Your Cluster Events Are Mostly Noise. Here's How We Filter Them.
Every team has a #k8s-alerts Slack channel no one reads. Here's why naive event alerting fails and how Radar correlates, suppresses, and routes the 2% that matters.

Every team we meet has a #k8s-alerts Slack channel. No one reads it. That's the problem.
Open the channel and scroll. You'll see ImagePullBackOff on pods that recovered seconds later, FailedScheduling during a cluster autoscaler cold start, dozens of BackOff messages during a rollout, ConfigMap updates from a GitOps reconcile loop, and a handful of genuine OOM kills buried between them. The channel is a firehose. The real incidents are in there somewhere. Nobody's going to find them.
A healthy cluster is loud
A single production namespace running a handful of services emits hundreds of Kubernetes events per minute on a normal day:
- Scheduled pod replacements (rolling updates, node drains)
- HPA scale-up and scale-down cycles
- Image pull activity on cold nodes
- Node condition flaps (MemoryPressure on and off)
- Liveness probe warnings during GC pauses
- CNI chatter (IP allocations, network policy updates)
- GitOps tooling reconciling state every 3 minutes
98% of that stream is expected. The 2% you actually want to know about is the stuff that will page someone. The entire job of a good alerting system is picking that 2% out of the 98% without either drowning you in false positives or missing the real ones.
Most teams get this wrong the same way. Let's walk through the failure modes before talking about how we do it.
The four common anti-patterns
Alert on every Warning event. This is where every team starts. Your cluster emits a Warning, a webhook fires, Slack gets a message. Within an hour you've muted the channel. ImagePullBackOff is Warning-level, and during a routine rollout it's expected for the 10-30 seconds between the pod starting and the image landing on the node. FailedScheduling is Warning-level, and it fires every time the cluster autoscaler hasn't finished adding the node you need. Unhealthy fires on any failed probe, including the probe checks during normal startup. Warning is not "something's wrong." Warning is "you might want to know about this."
Alert on every pod restart. Counting restarts feels robust until you realize HPA churn during normal traffic generates hundreds of pod lifecycle events per hour, every deployment rollout produces a burst of restarts on the old ReplicaSet, and preemptible node replacement shuffles pods constantly. A single noisy deploy at 3pm means 400 Slack messages by 3:01pm.
Alert only on CrashLoopBackOff. This goes the other way - too conservative. CrashLoop requires the pod to have actually failed to start several times. You'll miss the service that's returning 5xx to half its requests but still passing its liveness probe. You'll miss the deployment whose readiness is slowly degrading because a sidecar leaks file descriptors. You'll miss OOM kills that don't recur because the pod just restarts successfully afterward. CrashLoop catches the corpses, not the sick patients.
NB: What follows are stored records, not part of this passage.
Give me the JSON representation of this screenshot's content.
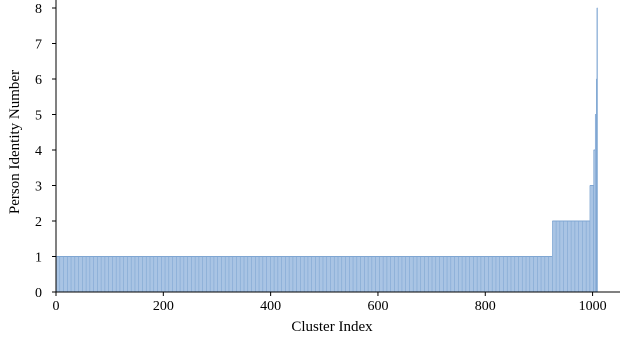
{
  "chart_data": {
    "type": "bar",
    "title": "",
    "xlabel": "Cluster Index",
    "ylabel": "Person Identity Number",
    "xlim": [
      0,
      1025
    ],
    "ylim": [
      0,
      8
    ],
    "xticks": [
      0,
      200,
      400,
      600,
      800,
      1000
    ],
    "yticks": [
      0,
      1,
      2,
      3,
      4,
      5,
      6,
      7,
      8
    ],
    "grid": false,
    "legend": "none",
    "bar_fill": "#a9c4e4",
    "bar_edge": "#7fa6d2",
    "axis_color": "#000000",
    "segments": [
      {
        "x_start": 0,
        "x_end": 925,
        "value": 1
      },
      {
        "x_start": 925,
        "x_end": 995,
        "value": 2
      },
      {
        "x_start": 995,
        "x_end": 1002,
        "value": 3
      },
      {
        "x_start": 1002,
        "x_end": 1005,
        "value": 4
      },
      {
        "x_start": 1005,
        "x_end": 1007,
        "value": 5
      },
      {
        "x_start": 1007,
        "x_end": 1008,
        "value": 6
      },
      {
        "x_start": 1008,
        "x_end": 1009,
        "value": 8
      }
    ]
  }
}
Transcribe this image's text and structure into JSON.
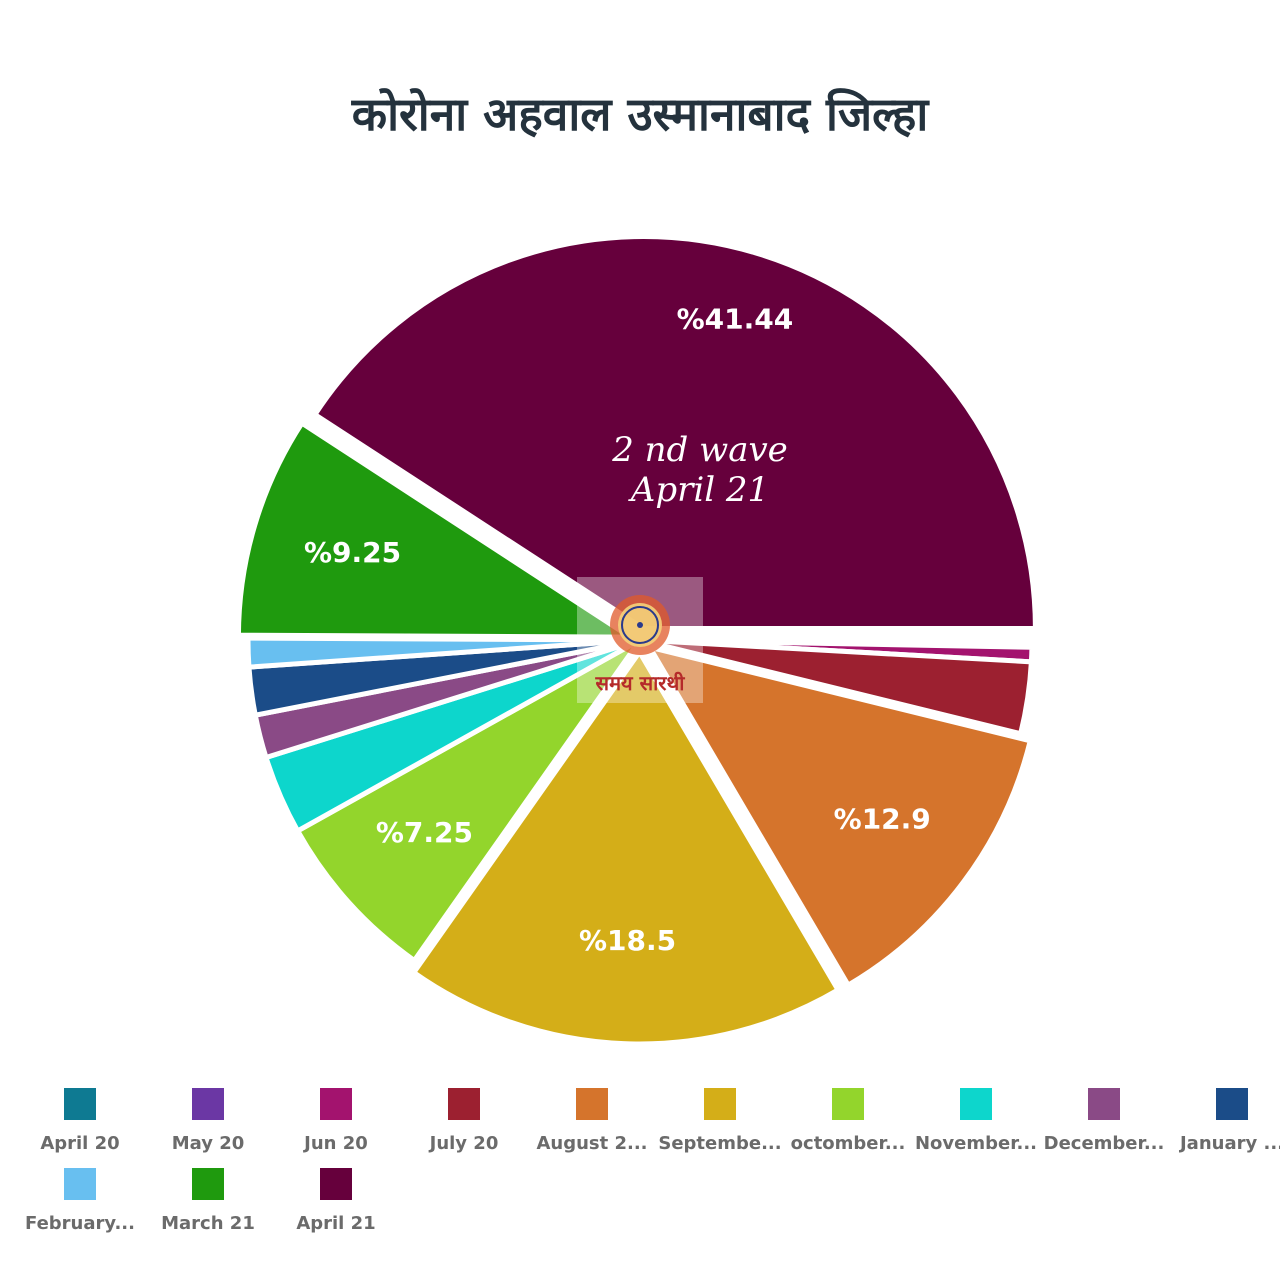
{
  "title": "कोरोना अहवाल उस्मानाबाद जिल्हा",
  "annotation": {
    "line1": "2 nd wave",
    "line2": "April 21"
  },
  "logo_text": "समय सारथी",
  "chart_data": {
    "type": "pie",
    "title": "कोरोना अहवाल उस्मानाबाद जिल्हा",
    "legend_position": "bottom",
    "slices": [
      {
        "label": "April 20",
        "value": 0.15,
        "color": "#0e7a92",
        "data_label": ""
      },
      {
        "label": "May 20",
        "value": 0.15,
        "color": "#6b37a4",
        "data_label": ""
      },
      {
        "label": "Jun 20",
        "value": 0.6,
        "color": "#a3136e",
        "data_label": ""
      },
      {
        "label": "July 20",
        "value": 3.0,
        "color": "#9c2030",
        "data_label": ""
      },
      {
        "label": "August 2...",
        "value": 12.9,
        "color": "#d5742c",
        "data_label": "%12.9"
      },
      {
        "label": "Septembe...",
        "value": 18.5,
        "color": "#d4ae18",
        "data_label": "%18.5"
      },
      {
        "label": "octomber...",
        "value": 7.25,
        "color": "#93d52c",
        "data_label": "%7.25"
      },
      {
        "label": "November...",
        "value": 3.3,
        "color": "#0dd6cc",
        "data_label": ""
      },
      {
        "label": "December...",
        "value": 1.8,
        "color": "#8a4a86",
        "data_label": ""
      },
      {
        "label": "January ...",
        "value": 2.0,
        "color": "#1b4c88",
        "data_label": ""
      },
      {
        "label": "February...",
        "value": 1.2,
        "color": "#68bff0",
        "data_label": ""
      },
      {
        "label": "March 21",
        "value": 9.25,
        "color": "#1f9a0e",
        "data_label": "%9.25"
      },
      {
        "label": "April 21",
        "value": 41.44,
        "color": "#66003c",
        "data_label": "%41.44"
      }
    ]
  }
}
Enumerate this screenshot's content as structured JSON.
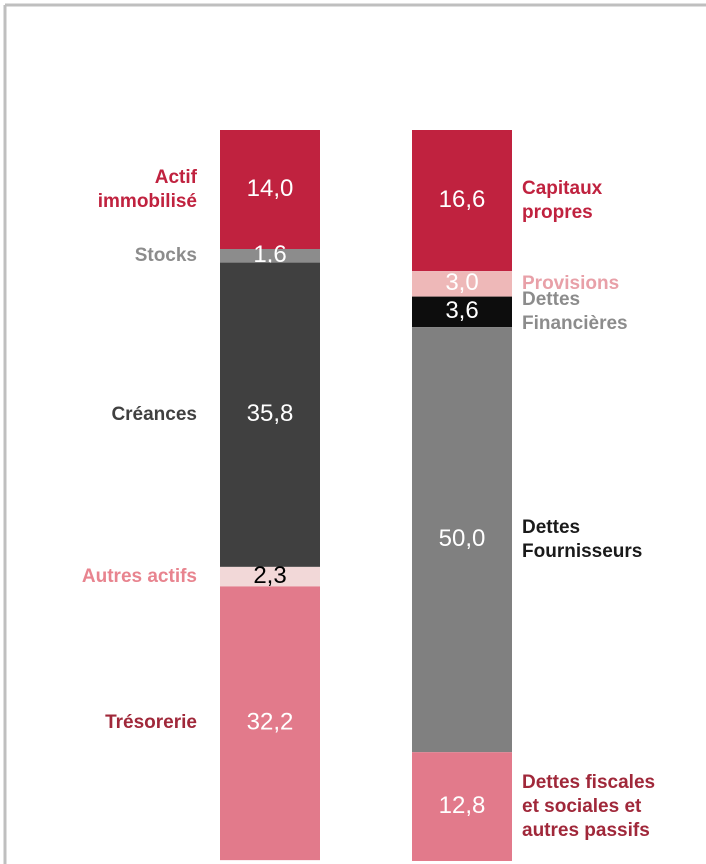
{
  "chart_data": {
    "type": "stacked_bar",
    "columns": [
      {
        "segments": [
          {
            "name": "Actif\nimmobilisé",
            "value": 14.0,
            "value_label": "14,0",
            "color": "#c0223f",
            "name_color": "#c0223f",
            "text_color": "#ffffff"
          },
          {
            "name": "Stocks",
            "value": 1.6,
            "value_label": "1,6",
            "color": "#8c8c8c",
            "name_color": "#8c8c8c",
            "text_color": "#ffffff"
          },
          {
            "name": "Créances",
            "value": 35.8,
            "value_label": "35,8",
            "color": "#404040",
            "name_color": "#404040",
            "text_color": "#ffffff"
          },
          {
            "name": "Autres actifs",
            "value": 2.3,
            "value_label": "2,3",
            "color": "#f2d8d8",
            "name_color": "#e8848f",
            "text_color": "#000000"
          },
          {
            "name": "Trésorerie",
            "value": 32.2,
            "value_label": "32,2",
            "color": "#e27a8b",
            "name_color": "#a0283a",
            "text_color": "#ffffff"
          }
        ]
      },
      {
        "segments": [
          {
            "name": "Capitaux\npropres",
            "value": 16.6,
            "value_label": "16,6",
            "color": "#c0223f",
            "name_color": "#c0223f",
            "text_color": "#ffffff"
          },
          {
            "name": "Provisions",
            "value": 3.0,
            "value_label": "3,0",
            "color": "#eeb8b8",
            "name_color": "#e8a0a8",
            "text_color": "#ffffff"
          },
          {
            "name": "Dettes\nFinancières",
            "value": 3.6,
            "value_label": "3,6",
            "color": "#0d0d0d",
            "name_color": "#8c8c8c",
            "text_color": "#ffffff"
          },
          {
            "name": "Dettes\nFournisseurs",
            "value": 50.0,
            "value_label": "50,0",
            "color": "#808080",
            "name_color": "#1a1a1a",
            "text_color": "#ffffff"
          },
          {
            "name": "Dettes fiscales\net sociales  et\nautres passifs",
            "value": 12.8,
            "value_label": "12,8",
            "color": "#e27a8b",
            "name_color": "#a0283a",
            "text_color": "#ffffff"
          }
        ]
      }
    ]
  }
}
"Just use Prometheus." Prometheus is the right tool for metric thresholds. up == 0, rate(http_requests_total{status=~"5.."}[5m]) > 0.05, CPU saturation, memory pressure. But Kubernetes events are a narrative stream, not a time series. "The pod was evicted because the node went NotReady because kubelet lost contact with the API server" is not a threshold. It's a sequence. Trying to model event correlation with recording rules and Alertmanager grouping ends with a 400-line YAML file that nobody on the team fully understands. Use the right tool for the shape of the signal.

What a useful alert actually looks like
Before describing what Radar does, here's what we were aiming for. An alert is useful if it meets all of these:
- Specific. Describes a real signal - not a known-benign state, not a transient condition that already resolved.
- Recent. Fired in the last few minutes. An alert about something that happened three hours ago and is already self-healed is a distraction, not a call to action.
- Grouped. One incident, not 300 pages. A Deployment in trouble is one thing to look at, not 40 pods each reporting their own OOMKill.
- Deep-linkable. Click the alert, land in the exact view of the exact resource at the exact time. Not "here's a log link, good luck."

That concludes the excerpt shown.